As America’s workforce ages, new industries in need of cutting-edge skills are growing rapidly. Businesses are primed for hiring and creating new jobs, yet many workers find themselves in need of training and education to take advantage of these emerging opportunities. However, employer demand for skilled labor has started to align with the workforce’s appetite for training in ways that produce mutually beneficial outcomes.
This upward trend is already taking shape, especially in the technology and manufacturing sectors, where the bifurcation of employer needs and an underdeveloped workforce is the starkest. Even more encouraging is that inner cities are taking this opportunity to experiment with new workforce development programs and create more comprehensive plans surrounding it.
ICIC’s list of 328 inner cities, which is rigorously defined by factors such as population, poverty rate, unemployment rate and household income, is well-represented in these budding workforce development discussions. One example is in Connecticut, where manufacturing is the third largest industry and produces $27 billion of annual revenue. Connecticut’s manufacturing industry has one of the oldest workforces in the country, and employers have started to look to young people in Hartford, New Haven, Waterbury, and Bridgeport as the future of the sector. In 2015, HartfordBusiness.com discussed why this plan was effective; inner cities have significantly younger populations than suburbs or rural areas, and manufacturing jobs offer a high living wage to workers, regardless of whether or not they have advanced degrees.

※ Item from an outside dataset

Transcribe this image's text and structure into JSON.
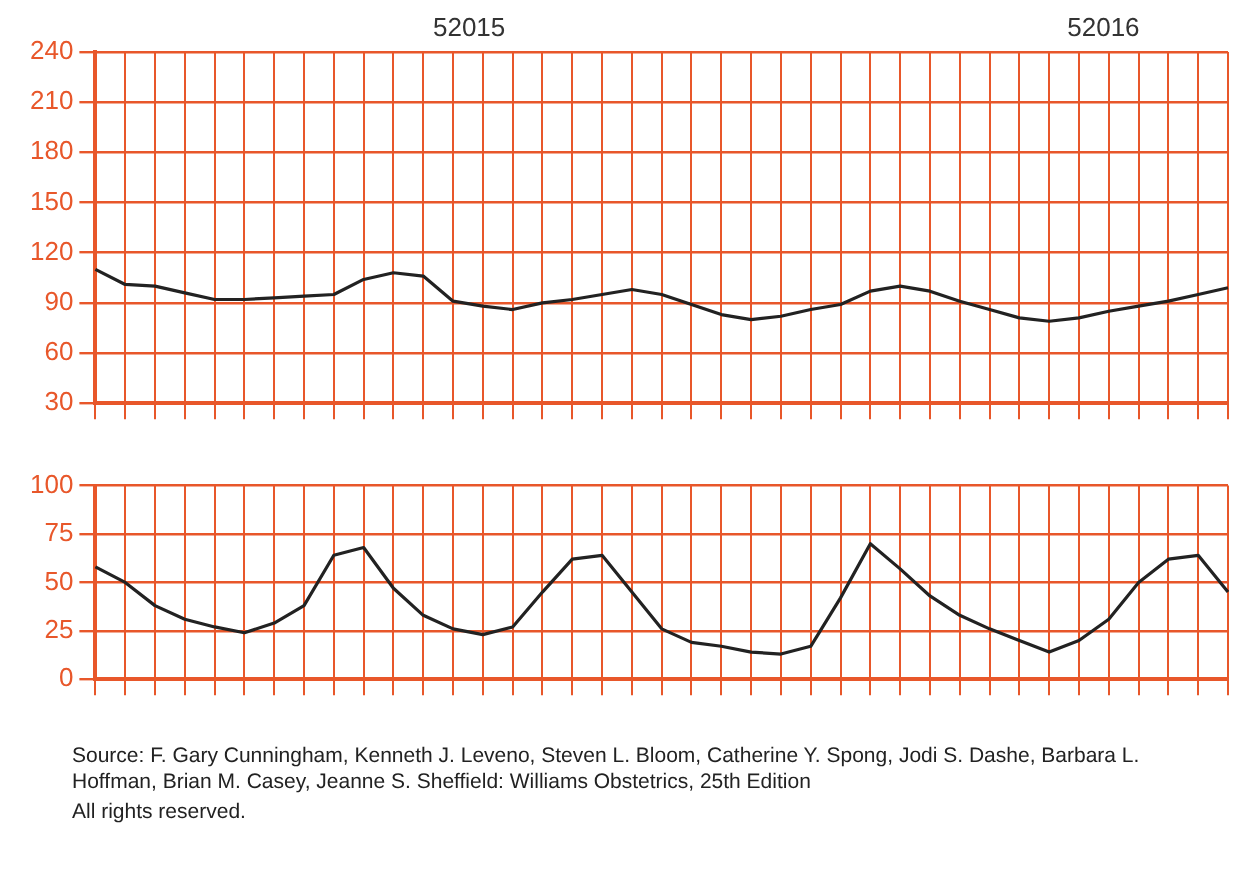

Jobs for the Future, a national nonprofit that focuses on building educational and economic opportunity for underserved populations, published research detailing the alignment of workforce development activities in Baltimore. They found a common framework among municipalities that have made progress in coordinating workforce development with the local economy: there is a high degree of coordination between government agencies and organizations responsible for economic and workforce development activities, the business community endorses and participates in that coordination, and coordination efforts involve a broad range of industries.
A perfect example of coordination between businesses and workforce development efforts in an inner city is ICIC’s past Inner City 100 winner Atomic Data. The Minneapolis-based IT solutions provider recently became a Platinum Mission Investor in Creating IT Futures, a nonprofit that helps populations under-represented in the information technology industry and individuals who are lacking in opportunity prepare for, secure and achieve success in IT careers. Atomic Data’s commitment is dedicated to supporting tech workforce development in Minnesota.

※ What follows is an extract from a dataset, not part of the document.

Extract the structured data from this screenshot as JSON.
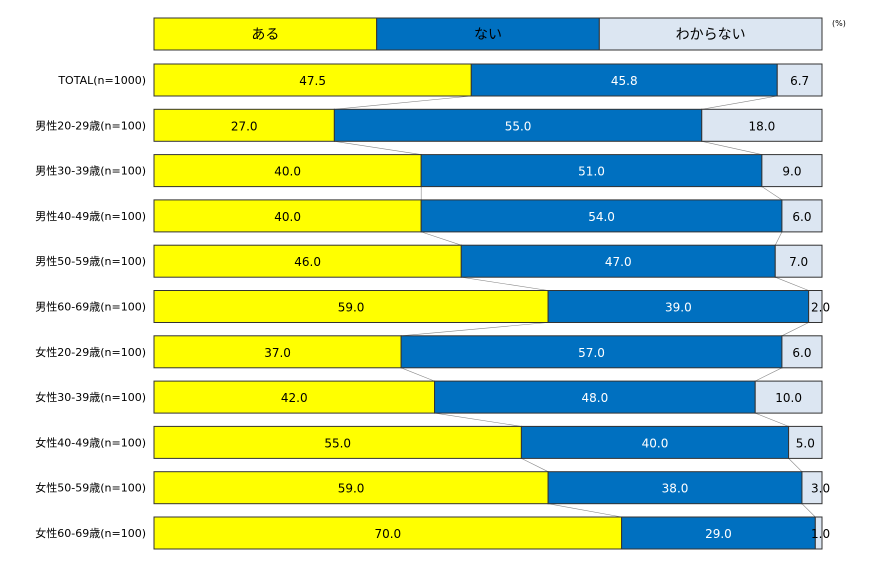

Founders Jim Wolford and Larry Patterson see human capital as a key driver of the company’s growth, and see reinvesting in their community as an opportunity to help grow their own workforce. Ranked #74 on the 2016 Inner City 100 list, the company generates over $20 million in revenue and boasts a five-year growth rate of 163%, a testament to their emphasis on nurturing current and potential employees. Since partnering with Creating IT Futures’ IT-Ready career program in 2013, Atomic Data has already hired nine program graduates to expand its workforce.

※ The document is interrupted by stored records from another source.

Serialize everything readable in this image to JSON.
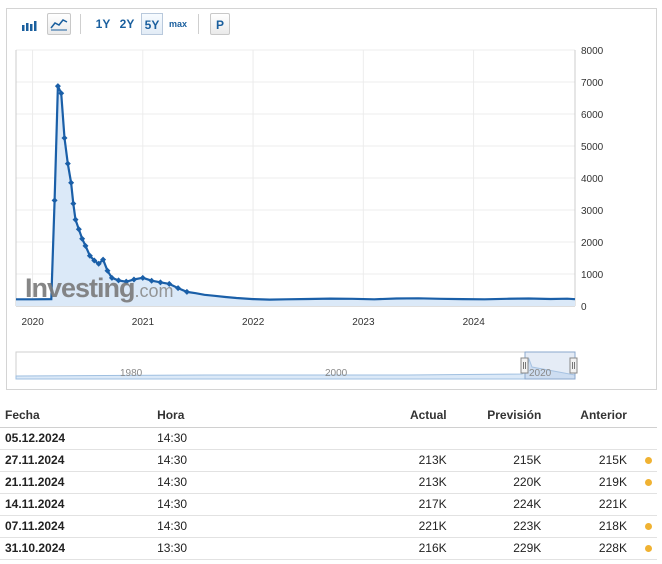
{
  "toolbar": {
    "period_buttons": [
      "1Y",
      "2Y",
      "5Y",
      "max"
    ],
    "selected_period": "5Y",
    "p_button": "P",
    "chart_types": [
      "bar-chart-icon",
      "area-chart-icon"
    ]
  },
  "watermark": {
    "brand": "Investing",
    "suffix": ".com"
  },
  "colors": {
    "line": "#1a5fa8",
    "area": "#dbe9f8",
    "positive": "#0a9a0a",
    "negative": "#e00000",
    "dot": "#f0b232"
  },
  "chart_data": {
    "type": "area",
    "x_ticks": [
      "2020",
      "2021",
      "2022",
      "2023",
      "2024"
    ],
    "y_ticks": [
      "0",
      "1000",
      "2000",
      "3000",
      "4000",
      "5000",
      "6000",
      "7000",
      "8000"
    ],
    "ylim": [
      0,
      8000
    ],
    "xlim": [
      2019.85,
      2024.92
    ],
    "points": [
      [
        2019.85,
        210
      ],
      [
        2020.0,
        210
      ],
      [
        2020.17,
        215
      ],
      [
        2020.2,
        3300
      ],
      [
        2020.23,
        6870
      ],
      [
        2020.26,
        6650
      ],
      [
        2020.29,
        5250
      ],
      [
        2020.32,
        4450
      ],
      [
        2020.35,
        3850
      ],
      [
        2020.37,
        3200
      ],
      [
        2020.39,
        2700
      ],
      [
        2020.42,
        2400
      ],
      [
        2020.45,
        2100
      ],
      [
        2020.48,
        1880
      ],
      [
        2020.52,
        1570
      ],
      [
        2020.56,
        1420
      ],
      [
        2020.6,
        1320
      ],
      [
        2020.64,
        1450
      ],
      [
        2020.68,
        1100
      ],
      [
        2020.72,
        880
      ],
      [
        2020.78,
        800
      ],
      [
        2020.85,
        760
      ],
      [
        2020.92,
        830
      ],
      [
        2021.0,
        880
      ],
      [
        2021.08,
        790
      ],
      [
        2021.16,
        740
      ],
      [
        2021.24,
        690
      ],
      [
        2021.32,
        560
      ],
      [
        2021.4,
        440
      ],
      [
        2021.48,
        400
      ],
      [
        2021.56,
        350
      ],
      [
        2021.65,
        320
      ],
      [
        2021.75,
        280
      ],
      [
        2021.85,
        250
      ],
      [
        2022.0,
        215
      ],
      [
        2022.15,
        200
      ],
      [
        2022.3,
        210
      ],
      [
        2022.5,
        220
      ],
      [
        2022.7,
        230
      ],
      [
        2022.9,
        225
      ],
      [
        2023.1,
        210
      ],
      [
        2023.3,
        235
      ],
      [
        2023.5,
        240
      ],
      [
        2023.7,
        225
      ],
      [
        2023.9,
        215
      ],
      [
        2024.1,
        210
      ],
      [
        2024.3,
        225
      ],
      [
        2024.5,
        235
      ],
      [
        2024.7,
        220
      ],
      [
        2024.85,
        228
      ],
      [
        2024.92,
        213
      ]
    ]
  },
  "navigator": {
    "labels": [
      "1980",
      "2000",
      "2020"
    ]
  },
  "table": {
    "headers": {
      "fecha": "Fecha",
      "hora": "Hora",
      "actual": "Actual",
      "prevision": "Previsión",
      "anterior": "Anterior"
    },
    "rows": [
      {
        "fecha": "05.12.2024",
        "hora": "14:30",
        "actual": "",
        "prevision": "",
        "anterior": "",
        "actual_color": "",
        "anterior_color": "",
        "dot": false
      },
      {
        "fecha": "27.11.2024",
        "hora": "14:30",
        "actual": "213K",
        "prevision": "215K",
        "anterior": "215K",
        "actual_color": "green",
        "anterior_color": "red",
        "dot": true
      },
      {
        "fecha": "21.11.2024",
        "hora": "14:30",
        "actual": "213K",
        "prevision": "220K",
        "anterior": "219K",
        "actual_color": "green",
        "anterior_color": "red",
        "dot": true
      },
      {
        "fecha": "14.11.2024",
        "hora": "14:30",
        "actual": "217K",
        "prevision": "224K",
        "anterior": "221K",
        "actual_color": "green",
        "anterior_color": "",
        "dot": false
      },
      {
        "fecha": "07.11.2024",
        "hora": "14:30",
        "actual": "221K",
        "prevision": "223K",
        "anterior": "218K",
        "actual_color": "green",
        "anterior_color": "red",
        "dot": true
      },
      {
        "fecha": "31.10.2024",
        "hora": "13:30",
        "actual": "216K",
        "prevision": "229K",
        "anterior": "228K",
        "actual_color": "green",
        "anterior_color": "red",
        "dot": true
      }
    ]
  }
}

Investments made by companies such as Atomic Data demonstrate dedication to community building that is a hallmark of successful inner city economic revitalization. When training and resources are made available to the workforce, companies can experience growth that allows them to reinvest in themselves and local residents. As the country’s economy continues to evolve, businesses and government agencies alike can look for new ways to collaborate with the workforce as a means to strengthen it on both ends. After all, growing a local economy provides a conduit for employment, while employers themselves provide a conduit for enriching the lives of local residents.